Let \(V\subset\mathbb R^n\) be an algebraic set and let \({\mathcal P}(V)\) be the ring of polynomial functions on \(V\). Given \(f_1,\dots, f_m\in{\mathcal P}(V)\), define \[ W:= \{x\in V: f_1(x)\geq0,\dots, f_m(x)\geq0\}, \] and let \(P_{W}\) be the cone of \({\mathcal P}(V)\) generated by \(f_1,\dots, f_m\); that is, the family of those \(h\in{\mathcal P}(V)\) that can be written as \(h:= s+\sum_{i=1}^rs_ip_i\) for some nonnegative integer \(r\), where \(s\) and each \(s_i\) are (finite) sums of squares of elements in \({\mathcal P}(V)\) and each \(p_i\) is a (finite) product of some \(f_j\)’s.
The Nichtnegativstellensatz discovered by G. Stengle [Math. Ann. 207, 87–97 (1973; Zbl 0253.14001)] states that a necessary and sufficient condition for a function \(f\in{\mathcal P}(V)\) to be \(\geq0\) on each point in \(W\) is the existence of a nonnegative integer \(k\) and two functions \(g,h\in P_W\) such that \(fg=f^{2m}+h\).
The main result of the article under review is Theorem 1.9, which can be understood as a noncommutative analogue of Stengle’s Nichtnegativstellensatz. I consider that its statement is too technical to be explained here in detail for nonspecialists.
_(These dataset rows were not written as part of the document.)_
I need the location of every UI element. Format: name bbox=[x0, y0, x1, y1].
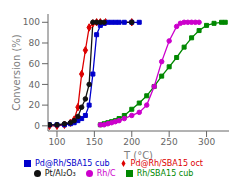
svg-text:Conversion (%): Conversion (%) bbox=[11, 34, 22, 111]
svg-text:40: 40 bbox=[29, 80, 41, 90]
html-text:Rh/C: Rh/C bbox=[96, 169, 116, 178]
html-text:Pt/Al₂O₃: Pt/Al₂O₃ bbox=[44, 169, 76, 178]
html-text:Pd@Rh/SBA15 oct: Pd@Rh/SBA15 oct bbox=[130, 159, 203, 168]
svg-text:T (°C): T (°C) bbox=[123, 150, 153, 161]
svg-text:100: 100 bbox=[23, 17, 40, 27]
html-text:Rh/SBA15 cub: Rh/SBA15 cub bbox=[136, 169, 194, 178]
svg-text:200: 200 bbox=[123, 137, 140, 147]
svg-text:100: 100 bbox=[48, 137, 65, 147]
svg-text:150: 150 bbox=[86, 137, 103, 147]
svg-text:20: 20 bbox=[29, 100, 41, 110]
svg-text:300: 300 bbox=[198, 137, 215, 147]
svg-text:80: 80 bbox=[29, 38, 41, 48]
svg-text:250: 250 bbox=[161, 137, 178, 147]
svg-text:0: 0 bbox=[34, 121, 40, 131]
html-text:Pd@Rh/SBA15 cub: Pd@Rh/SBA15 cub bbox=[35, 159, 110, 168]
svg-text:60: 60 bbox=[29, 59, 41, 69]
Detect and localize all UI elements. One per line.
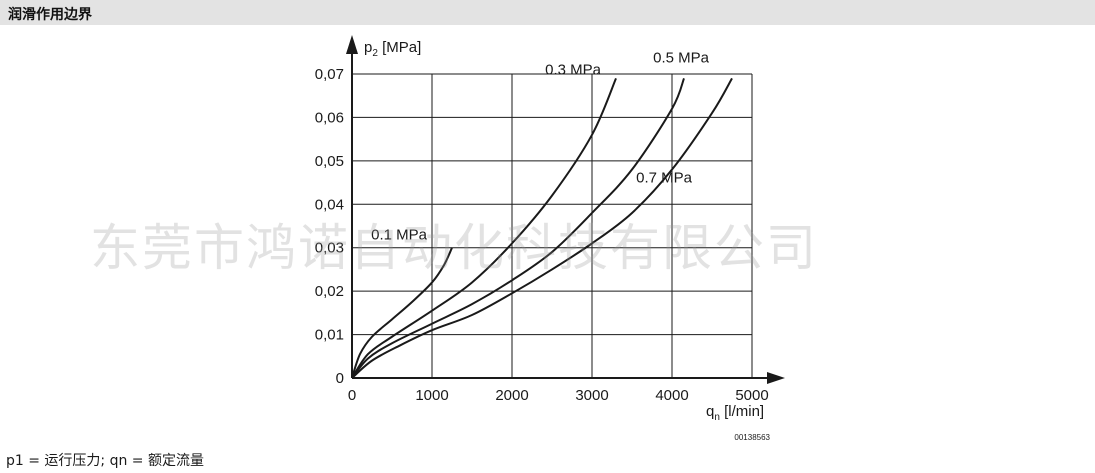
figure-code: 00138563 — [734, 433, 770, 442]
y-tick-label: 0,01 — [315, 327, 344, 344]
x-axis-arrow-icon — [767, 372, 785, 384]
chart-grid — [352, 73, 753, 378]
page-title: 润滑作用边界 — [8, 7, 92, 23]
chart-axes — [346, 35, 785, 384]
series-line — [351, 77, 685, 379]
y-tick-label: 0 — [336, 370, 344, 387]
y-axis-arrow-icon — [346, 35, 358, 54]
x-tick-label: 1000 — [415, 387, 448, 404]
series-label: 0.5 MPa — [653, 49, 710, 66]
x-axis-label: qn [l/min] — [706, 403, 764, 423]
series-line — [351, 77, 617, 379]
x-tick-label: 4000 — [655, 387, 688, 404]
series-labels: 0.1 MPa 0.3 MPa 0.5 MPa 0.7 MPa — [371, 49, 710, 243]
y-tick-label: 0,05 — [315, 153, 344, 170]
series-line — [351, 77, 733, 379]
x-tick-label: 5000 — [735, 387, 768, 404]
y-tick-label: 0,07 — [315, 66, 344, 83]
x-tick-label: 3000 — [575, 387, 608, 404]
header-bar: 润滑作用边界 — [0, 0, 1095, 25]
x-tick-label: 0 — [348, 387, 356, 404]
y-axis-label: p2 [MPa] — [364, 39, 421, 59]
watermark: 东莞市鸿诺自动化科技有限公司 — [90, 219, 818, 277]
series-label: 0.1 MPa — [371, 227, 428, 244]
series-label: 0.3 MPa — [545, 61, 602, 78]
series-group — [351, 77, 733, 379]
series-label: 0.7 MPa — [636, 169, 693, 186]
tick-labels: 0 1000 2000 3000 4000 5000 0 0,01 0,02 0,03 0,04 0,… — [315, 66, 769, 404]
y-tick-label: 0,03 — [315, 240, 344, 257]
series-line — [351, 247, 453, 379]
y-tick-label: 0,02 — [315, 283, 344, 300]
x-tick-label: 2000 — [495, 387, 528, 404]
footnote: p1 = 运行压力; qn = 额定流量 — [6, 453, 204, 469]
y-tick-label: 0,06 — [315, 109, 344, 126]
y-tick-label: 0,04 — [315, 196, 344, 213]
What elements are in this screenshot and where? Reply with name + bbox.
Of course, this very long article (69 pages) contains many other results, more or less in the same vein as the one just quoted. Fortunately, its excellent writing makes it nearly as detailed and self-contained as a book, and so it is not only an excellent paper for specialists but it can also be used to introduce young researchers to this exciting topic.